Büyükşehir'in söylemleri siyasi. Son söyleyeceğimi ilk söyleyeyim. Çünkü yasa gereği bizim İller Bankası'ndan gelen payımızın yüzde 30'unu Büyükşehir, yüzde 10'unu da İSU alıyor. Bu pay bütün belediyeler için Büyükşehir'de toplanıyor. Bununla birlikte ilçelere yatırım yapıyor. Zaten yasa diyor ki, sen su, kanalizayon, mezbaa, itfaiye, bu tip hizmetleri yapma ben yapacağım. Bunun için de zaten bizden para kesiyor. Biz bunu çok iyi bildiğimiz için proje üretiyoruz. Örneğin 26 Aralık 2006 tarihinde bizi çağırdılar. Büyükşehir Encümen Odası'nda Münir Karaloğlu başkanlığında toplandık. Dedi ki: “Kandıra'ya ne istiyorsunuz?” Biz Karaloğlu'na 20 tane proje sunduk. Çok şaşırdılar. 11 tanesini yapabileceklerini söylediler. Toplam maliyeti de 10 milyon. Bizim onlarla olan iyi diyaloglarımız nedeniyle projelerimizi hayata geçirdik. Bir terminel bir milyonsa, biz terminal yaptırdık, katlı otopark yaptırdık, caddeleri yaptırdık, pazar yeri etrafının çevre düzenlemesini yaptırdık, mezarlıkları yaptırdık. Mesela katlı otopark ve terminalin yeri, belediyenin tapulu yeriydi. Biz alanı Büyükşehir Belediyesi'ne verdik meclis kararıyla. Ama AKP'liler 'bunun yerini Kandıra Belediyesi verdi' demiyor siyaseten. Seçim atmosferine girildi. Bunlar olabiliyor. Benim İbrahim Karaosmanoğlu'yla ne bir tartışmam ne aleyhine bir sözüm kesinlikle olmamıştır. Biz uyum içerisinde çalışmak zorundayız. Bu 5 yıl böyle oldu, bundan sonra da böyle olacak.
Şu anki mevcut belediyeler yasasında, iyi bir başkan olmanın gereği proje üretmek ve iyi diyalog kurmak herhalde?
Kesinlikle böyle. Bunun dışında da bir belediye başkanının yapacağı işler var. Her şeyi Büyükşehir'e bırakmak olmaz. Bizim de az ya da çok bir bütçemiz var. Bu bütçeyi iyi kullanarak ta önemli işler yaparız. Örneğin ben Kandıra'ya 10 tane çocuk parkı yaptım. Bir çocuk parkı için Büyükşehir'in kapısını çalmadım. Bu da bizim başarımız. Ben bütçeyi çok iyi kulandım. Öte yandan diğer belediyeler gibi bizim sanayimiz yok, ticaretimiz yok. Biz sadece İller Bankası paylarından para alıyoruz. Bizim nüfusumuz az ama, alan olarak Kocaeli'nin en büyük ilçesiyiz. Kocaeli'nin 3'te birini oluşturuyoruz.
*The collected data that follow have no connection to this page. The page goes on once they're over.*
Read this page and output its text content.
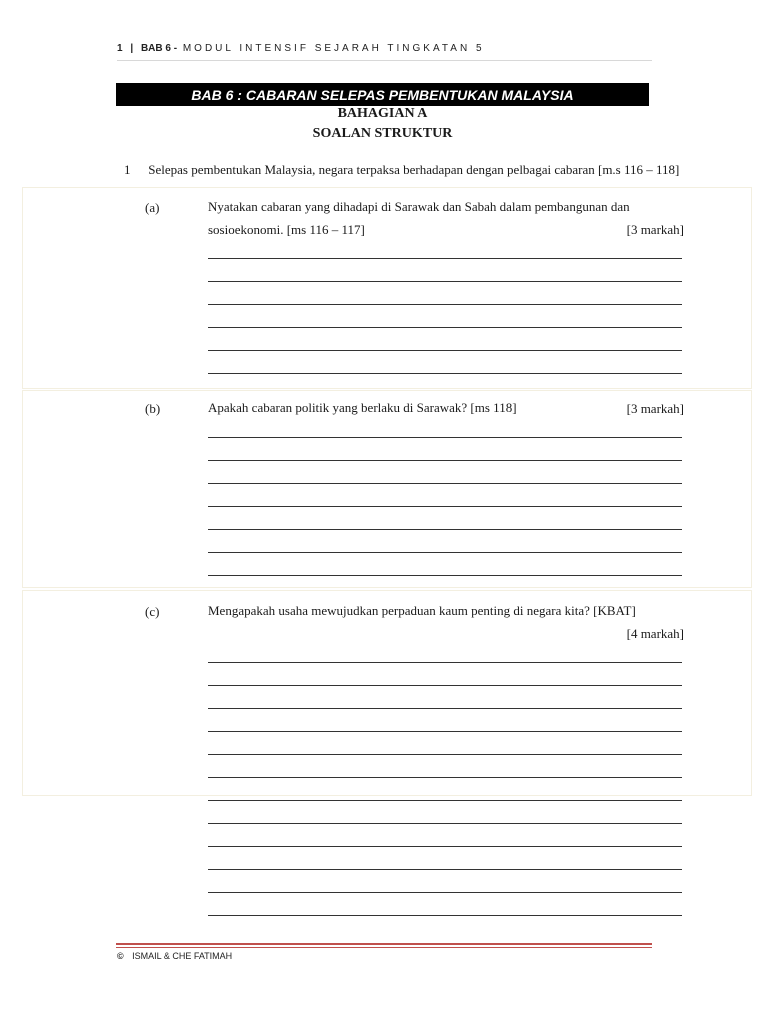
1 | BAB 6 - MODUL INTENSIF SEJARAH TINGKATAN 5
BAB 6 : CABARAN SELEPAS PEMBENTUKAN MALAYSIA
BAHAGIAN A
SOALAN STRUKTUR
1 Selepas pembentukan Malaysia, negara terpaksa berhadapan dengan pelbagai cabaran [m.s 116 – 118]
(a)	Nyatakan cabaran yang dihadapi di Sarawak dan Sabah dalam pembangunan dan
sosioekonomi. [ms 116 – 117]	[3 markah]
(b)	Apakah cabaran politik yang berlaku di Sarawak? [ms 118]	[3 markah]
(c)	Mengapakah usaha mewujudkan perpaduan kaum penting di negara kita? [KBAT]
[4 markah]
© ISMAIL & CHE FATIMAH
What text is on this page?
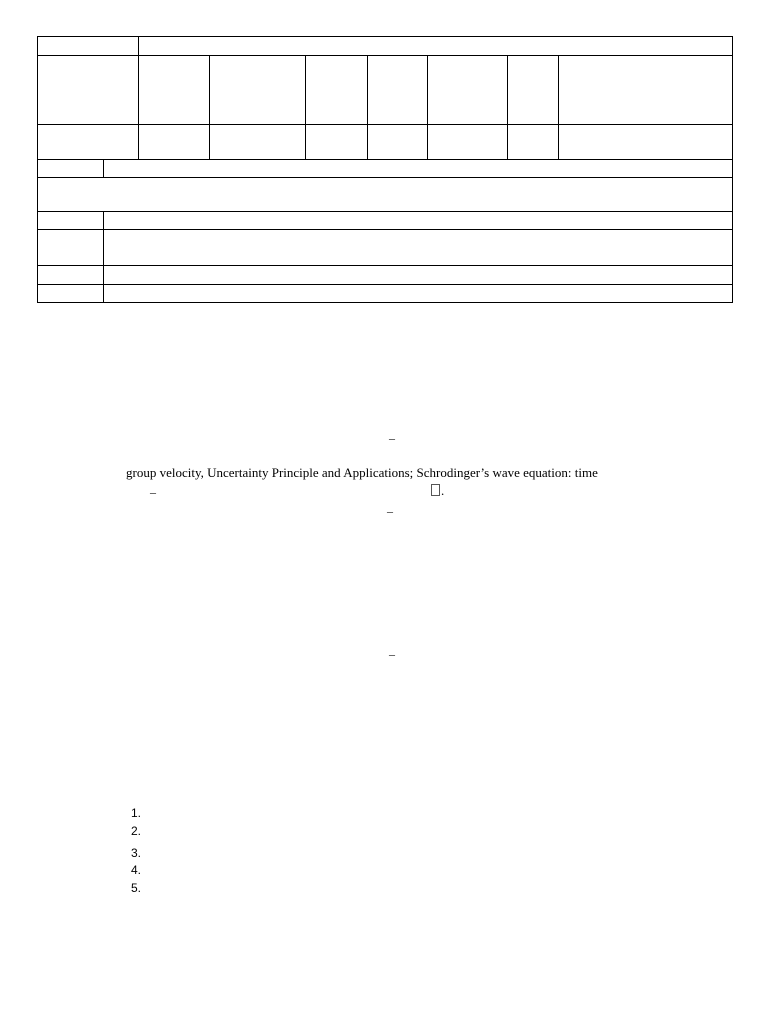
–
group velocity, Uncertainty Principle and Applications; Schrodinger’s wave equation: time
–	.
–
–
1.
2.
3.
4.
5.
20 adet proje götürdünüz. 11 tanesi hayata geçti. 9'u arasında ilginç ve güzel bir proje var mıydı?
Kandıra'da sadece Turhan Güneş Kültür Merkezi var. Bunun haricinde bir kültür merkezi yok. Turhan Güneş de bundan 20 küsur yıl önce yapılmış. Kandıra'da 25 tane okul var. Tüm okular bundan faydalanıyor. 47 bin nüfus var. Bu kadar insan düğünlerini, etkinliklerini burada yapıyor. Bu açıdan eksiğimiz var. Kandıra'ya ikinci çok amaçlı salonu yapmamız gerek. Düğün salonu, nikah salonu, toplantı salonu içinde olmalı. Bunu yapamadık. Ayrıca bir spor kompleksi projemiz vardı. 11 dönümlük projede bunu hayata geçirecektik. Bunları hep Büyükşehir'e sunduk. Kandıra'da iki tane köprü var; Namazgah ve Kışla. Bu köprülerin ıslah edimesi gerekti, olmazsa olmazlardandı. Namazgah'ın karşısında 12 dönümlük arazide halka açık piknik yeri düşünüyoruz. Bunu bir dahaki dönem, kısmet olursa yapacağım. Kandıra küçük bir yer. Uçuk kaçık projelere gerek yok. Halkımızın ihtiyaçlarını karşılayalım yeter.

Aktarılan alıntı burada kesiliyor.